I'll check that out, thanks.

I've been trying to use GL_RGBA32F_ARB (from the ARB_texture_float
extension) but unfortunately the results are still clamped to [0,1]. Specifically this is how I create my texture:


glTexImage2D ( GL_TEXTURE_2D, 0, GL_RGBA32F_ARB, texture_width, texture_height, 0, GL_RGBA, GL_FLOAT, pixels)


Then I render everything using shaders, for testing I set the output color in my fragment shader to float4(0.1234, 2.0, 3.0, 4.0). When I look at the output in my texture using:


glGetTexImage( GL_TEXTURE_2D, 0, GL_RGBA, GL_FLOAT, pixels )


I get (0.1234, 1.0, 1.0, 1.0), which is a kick in the balls.

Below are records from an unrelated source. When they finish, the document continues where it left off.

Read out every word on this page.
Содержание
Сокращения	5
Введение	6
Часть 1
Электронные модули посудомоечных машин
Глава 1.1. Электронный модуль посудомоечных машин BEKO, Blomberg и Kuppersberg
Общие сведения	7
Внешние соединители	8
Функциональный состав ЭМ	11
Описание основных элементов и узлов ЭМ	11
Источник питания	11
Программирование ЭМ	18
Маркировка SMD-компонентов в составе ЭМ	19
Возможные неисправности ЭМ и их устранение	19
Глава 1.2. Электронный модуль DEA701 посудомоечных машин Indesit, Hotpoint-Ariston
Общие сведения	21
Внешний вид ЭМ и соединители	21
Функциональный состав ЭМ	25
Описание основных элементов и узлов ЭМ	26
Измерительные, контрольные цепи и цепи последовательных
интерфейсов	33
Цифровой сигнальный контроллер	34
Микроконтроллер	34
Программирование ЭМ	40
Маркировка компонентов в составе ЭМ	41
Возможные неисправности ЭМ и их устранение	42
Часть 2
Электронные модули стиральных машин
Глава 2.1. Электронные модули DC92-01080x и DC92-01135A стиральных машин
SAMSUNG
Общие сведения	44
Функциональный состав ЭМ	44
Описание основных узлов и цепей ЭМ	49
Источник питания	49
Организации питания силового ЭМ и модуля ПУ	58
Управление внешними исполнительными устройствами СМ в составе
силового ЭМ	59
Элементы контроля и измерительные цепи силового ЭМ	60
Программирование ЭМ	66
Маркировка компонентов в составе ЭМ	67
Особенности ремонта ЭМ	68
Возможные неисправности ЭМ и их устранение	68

When searching for similar issues I found suggestions to use the following function calls, which are supposed to disable color clamping ( it's from the ARB_color_buffer_float extension ):

glClampColorARB(GL_CLAMP_VERTEX_COLOR_ARB, GL_FALSE);
glClampColorARB(GL_CLAMP_READ_COLOR_ARB, GL_FALSE);
glClampColorARB(GL_CLAMP_FRAGMENT_COLOR_ARB, GL_FALSE);

Tried those out, no luck, everything clamped tight..

I should mention that I'm on a Mac (9600M GT) and some Mac people (8600 by the looks of it) say that they couldn't use the glClampColorARB. However everything did compile and run without errors so I assume the extension is supported on my platform/hardware, not sure though..


Any ideas on how this can be solved?
Haven't used this extension before so not really :) I would check for the extension string to make sure - just compiling doesn't guarantee anything, and it may be giving you a lower-grade texture at run-time if float is not available. Based on your description, I take it you are rendering to a texture attached to a FBO?
Ok.

Actually, I am just copying from the back-buffer into a texture. I am gonna try out FBOs now ( total newbie here :)
Quote:Original post by sveinn
I've been trying to use GL_RGBA32F_ARB (from the ARB_texture_float
extension) but unfortunately the results are still clamped to [0,1]. Specifically this is how I create my texture:

glTexImage2D ( GL_TEXTURE_2D, 0, GL_RGBA32F_ARB, texture_width, texture_height, 0, GL_RGBA, GL_FLOAT, pixels)

Then I render everything using shaders, for testing I set the output color in my fragment shader to float4(0.1234, 2.0, 3.0, 4.0). When I look at the output in my texture using:

glGetTexImage( GL_TEXTURE_2D, 0, GL_RGBA, GL_FLOAT, pixels )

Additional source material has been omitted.